Doch jetzt gehört auch eine Figur fest zu meiner imaginären Grossfamilie. Ich werde sie immer in Buchgriffnähe halten. Sie heisst Lena Grove und geht durch die Welt der Zerstörungen wie der Salamander durchs Feuer. Auf der Suche nach dem Vater ihres Kindes erfährt sie die Reise nicht nur als die unaufhörliche Begegnung mit Gewalt, Not und unzumutbaren Verhältnissen, sondern überraschenderweise auch als einen Weg der Erfüllung. Diese Lena erlaubt es nicht, dass ihre Armut, ihre Gutgläubigkeit und ihre Unwissenheit die Richtung und die Zuversicht beschädigen, die sie weiterbringen. Immer wieder betritt sie den Lebenskreis von Beschädigten. Immer wieder entkommt sie dem Teufelskreis von Blut und Schuld und Rache auf eine Art und Weise, die der Leser als ein Wunder empfindet. Seit ich «Light in August» gelesen habe, möchte ich in Stunden der Anfechtung so schicksalsbehütet vorwärtsschreitend sein wie diese Lena Grove.
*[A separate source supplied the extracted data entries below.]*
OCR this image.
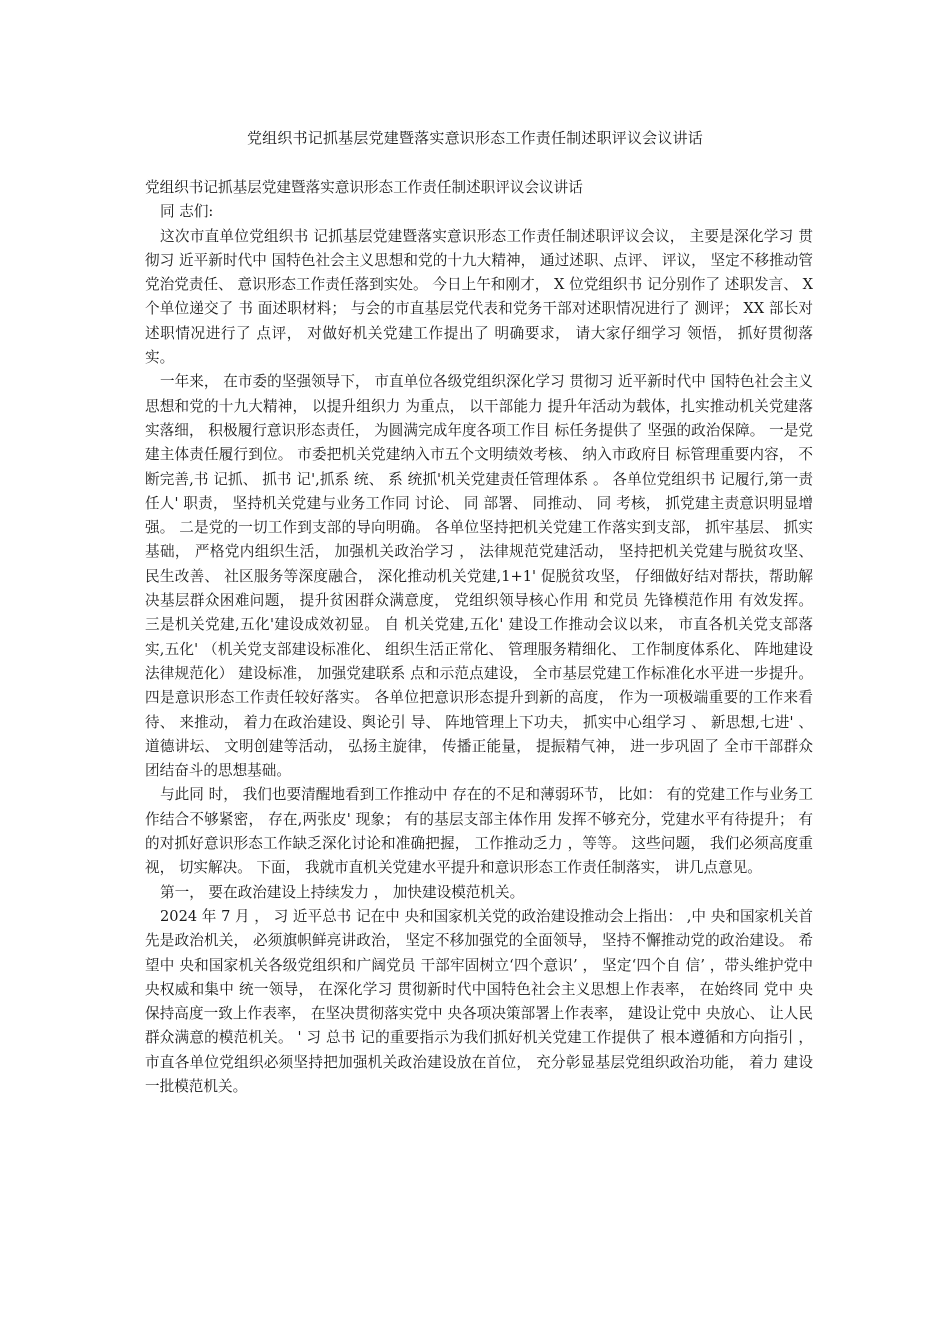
党组织书记抓基层党建暨落实意识形态工作责任制述职评议会议讲话

党组织书记抓基层党建暨落实意识形态工作责任制述职评议会议讲话

同 志们:

这次市直单位党组织书 记抓基层党建暨落实意识形态工作责任制述职评议会议， 主要是深化学习 贯彻习 近平新时代中 国特色社会主义思想和党的十九大精神， 通过述职、点评、 评议， 坚定不移推动管党治党责任、 意识形态工作责任落到实处。 今日上午和刚才， X 位党组织书 记分别作了 述职发言、 X 个单位递交了 书 面述职材料； 与会的市直基层党代表和党务干部对述职情况进行了 测评； XX 部长对述职情况进行了 点评， 对做好机关党建工作提出了 明确要求， 请大家仔细学习 领悟， 抓好贯彻落实。

一年来， 在市委的坚强领导下， 市直单位各级党组织深化学习 贯彻习 近平新时代中 国特色社会主义思想和党的十九大精神， 以提升组织力 为重点， 以干部能力 提升年活动为载体，扎实推动机关党建落实落细， 积极履行意识形态责任， 为圆满完成年度各项工作目 标任务提供了 坚强的政治保障。 一是党建主体责任履行到位。 市委把机关党建纳入市五个文明绩效考核、 纳入市政府目 标管理重要内容， 不断完善,书 记抓、 抓书 记',抓系 统、 系 统抓'机关党建责任管理体系 。 各单位党组织书 记履行,第一责任人' 职责， 坚持机关党建与业务工作同 讨论、 同 部署、 同推动、 同 考核， 抓党建主责意识明显增强。 二是党的一切工作到支部的导向明确。 各单位坚持把机关党建工作落实到支部， 抓牢基层、 抓实基础， 严格党内组织生活， 加强机关政治学习 ， 法律规范党建活动， 坚持把机关党建与脱贫攻坚、 民生改善、 社区服务等深度融合， 深化推动机关党建,1+1' 促脱贫攻坚， 仔细做好结对帮扶，帮助解决基层群众困难问题， 提升贫困群众满意度， 党组织领导核心作用 和党员 先锋模范作用 有效发挥。 三是机关党建,五化'建设成效初显。 自 机关党建,五化' 建设工作推动会议以来， 市直各机关党支部落实,五化' （机关党支部建设标准化、 组织生活正常化、 管理服务精细化、 工作制度体系化、 阵地建设法律规范化） 建设标准， 加强党建联系 点和示范点建设， 全市基层党建工作标准化水平进一步提升。 四是意识形态工作责任较好落实。 各单位把意识形态提升到新的高度， 作为一项极端重要的工作来看待、 来推动， 着力在政治建设、舆论引 导、 阵地管理上下功夫， 抓实中心组学习 、 新思想,七进' 、 道德讲坛、 文明创建等活动， 弘扬主旋律， 传播正能量， 提振精气神， 进一步巩固了 全市干部群众团结奋斗的思想基础。

与此同 时， 我们也要清醒地看到工作推动中 存在的不足和薄弱环节， 比如： 有的党建工作与业务工作结合不够紧密， 存在,两张皮' 现象； 有的基层支部主体作用 发挥不够充分，党建水平有待提升； 有的对抓好意识形态工作缺乏深化讨论和准确把握， 工作推动乏力 ，等等。 这些问题， 我们必须高度重视， 切实解决。 下面， 我就市直机关党建水平提升和意识形态工作责任制落实， 讲几点意见。

第一， 要在政治建设上持续发力 ， 加快建设模范机关。

2024 年 7 月 ， 习 近平总书 记在中 央和国家机关党的政治建设推动会上指出： ,中 央和国家机关首先是政治机关， 必须旗帜鲜亮讲政治， 坚定不移加强党的全面领导， 坚持不懈推动党的政治建设。 希望中 央和国家机关各级党组织和广阔党员 干部牢固树立‘四个意识’ ， 坚定‘四个自 信’ ，带头维护党中 央权威和集中 统一领导， 在深化学习 贯彻新时代中国特色社会主义思想上作表率， 在始终同 党中 央保持高度一致上作表率， 在坚决贯彻落实党中 央各项决策部署上作表率， 建设让党中 央放心、 让人民群众满意的模范机关。 ' 习 总书 记的重要指示为我们抓好机关党建工作提供了 根本遵循和方向指引 ， 市直各单位党组织必须坚持把加强机关政治建设放在首位， 充分彰显基层党组织政治功能， 着力 建设一批模范机关。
Faulkners Yoknapatawpha County, die unheimlichste aller südlichen Provinzen, ist damit noch längst nicht erkundet. Die Erforschung dieses Südens nach Art des William Faulkner muss fortgesetzt werden. Sie hat etwas Hochbedrohliches, aber sie übt einen Sog aus. Keine Frage: «Absalom, Absalom!» heisst das nächste Buch, das ich mir vornehme. Und wer weiss, eines Tages werde ich um Mitte August sogar nach Oxford, Mississippi, alias Yoknapatawpha County reisen. Dort gebe es in dieser Zeit ein Licht – so behauptet Faulkner –, das den Blick öffne «in eine ältere Vergangenheit, in die alten klassischen Zeiten, älter als unsere christliche Zivilisation». Vermutlich leben dort immer noch Nachfahren des nach Visionen süchtigen Pfarrers und Calvinisten Gail Hightower oder des Joe Christmas, des Antihelden von «Light in August», über den Faulkner schrieb: «Seine Tragödie bestand darin, nicht zu wissen und niemals erfahren zu können, was er war, und das ist für mich die tragischste Situation, in die ein einzelner geraten kann.» Die Südstaaten Nordamerikas sah Faulkner nach ihrer Niederlage im Bürgerkrieg 1865 als einen sterbenden Garten Eden. Seine Romane und Geschichten stellen eine grosse Frage: Warum sind Menschen für Paradiese nicht geschaffen, selbst wenn diese im Süden liegen?